Curcumin, a polyphenolic compound initially identified as diferuloylmethane in turmeric rhizomes, has demonstrated protective effects against oxidative damage resulting from iron accumulation in cells (124). Curcumin treatment has been shown to decrease expression of GPX4 while increasing levels of heme-oxygenase (HO-1) and Nrf2 (124). As a key regulator of oxidative stress, Nrf2 governs the expression of ARE-dependent genes (62,125). Hirata et al (126) developed hybrid molecules that combine the oxidized indole structure of neuroprotective agents with the polyphenolic structure of curcumin, applying them to mouse hippocampal HT22 cells. These hybrids exhibited superior neuroprotective effects and lower cytotoxicity compared with curcumin alone, activated ARE, chelated ferrous ions and scavenged ROS, thereby protecting cells from oxidative stress and ferroptosis, ultimately promoting neuronal survival (104,127,128).

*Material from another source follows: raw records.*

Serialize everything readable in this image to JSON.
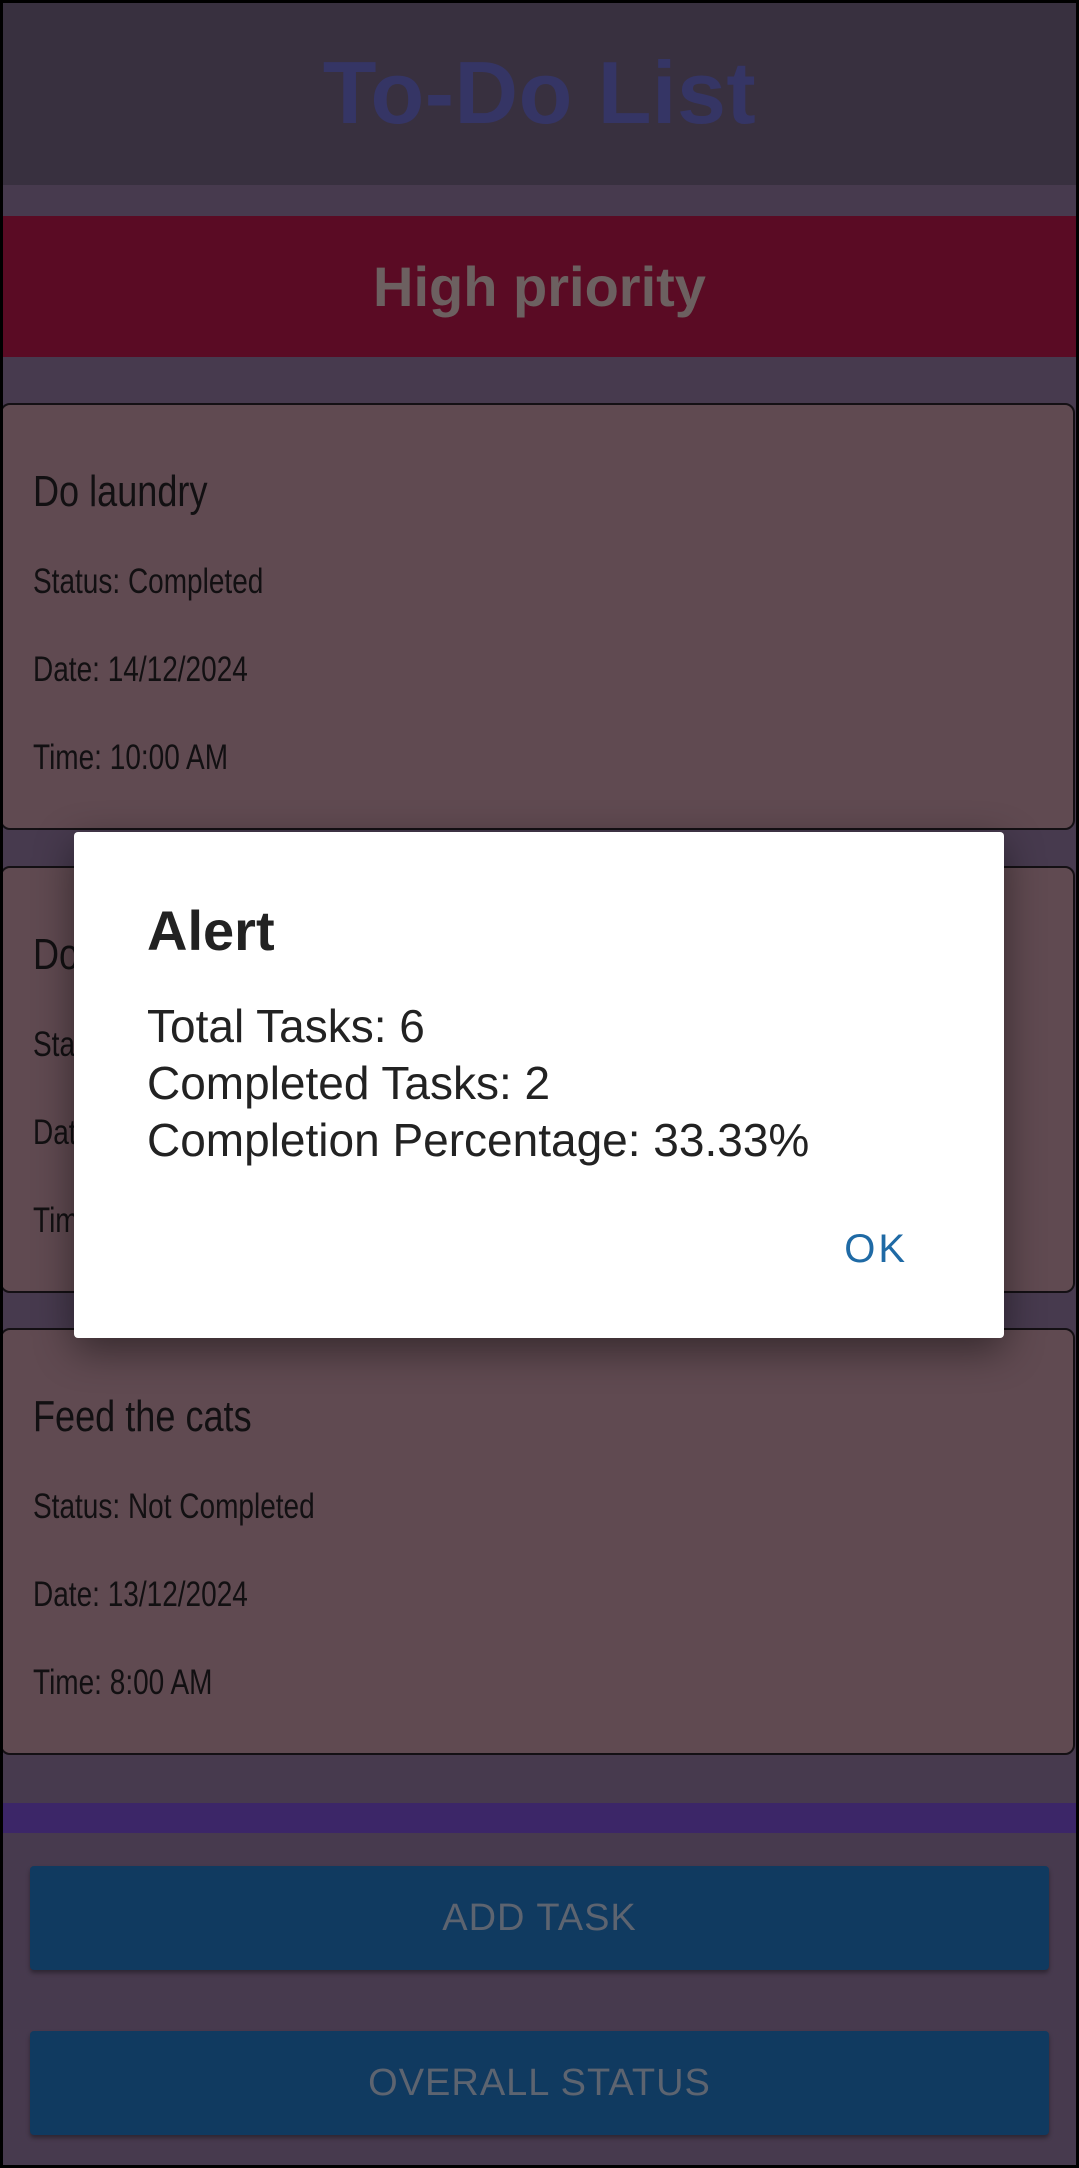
{
  "app": {
    "title": "To-Do List"
  },
  "priority_section": {
    "label": "High priority"
  },
  "tasks": [
    {
      "title": "Do laundry",
      "status": "Status: Completed",
      "date": "Date: 14/12/2024",
      "time": "Time: 10:00 AM"
    },
    {
      "title": "Do",
      "status": "Sta",
      "date": "Dat",
      "time": "Tim"
    },
    {
      "title": "Feed the cats",
      "status": "Status: Not Completed",
      "date": "Date: 13/12/2024",
      "time": "Time: 8:00 AM"
    }
  ],
  "actions": {
    "add_task": "ADD TASK",
    "overall_status": "OVERALL STATUS"
  },
  "dialog": {
    "title": "Alert",
    "lines": [
      "Total Tasks: 6",
      "Completed Tasks: 2",
      "Completion Percentage: 33.33%"
    ],
    "ok_label": "OK"
  },
  "colors": {
    "header_bg": "#38303f",
    "priority_banner": "#5a0b24",
    "card_bg": "#604a51",
    "button_bg": "#103a60",
    "dialog_accent": "#1f6aa5"
  }
}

Lip-1, a derivative of quinoxaline spirocyclic compounds, is a potent ferroptosis inhibitor first identified in 2014 through small molecule compound library screening (129). Lip-1 primarily exerts its effects by inhibiting lipid peroxidation. Li et al (130) demonstrated that Lip-1 alleviates memory deficits in a mouse model of lipopolysaccharide (LPS)-induced cognitive impairment. Moreover, Lip-1 reduced microglial activation and the secretion of pro-inflammatory cytokines such as IL-6 and TNF-α, while mitigating oxidative stress, lipid peroxidation, mitochondrial damage and neuronal injury following LPS exposure. Further studies have revealed that Lip-1 not only prevents mitochondrial lipid peroxidation but also restores the expression of key molecules involved in ferroptosis regulation, including GSH, GPX4 and ferroptosis suppressor protein 1 (135,136). These findings suggest that GPX4 inhibition may induce ferroptosis in oligodendrocytes, with Lip-1 serving as a potent ferroptosis antagonist. Therefore, Lip-1 holds promise as a therapeutic candidate for CNS disease (131).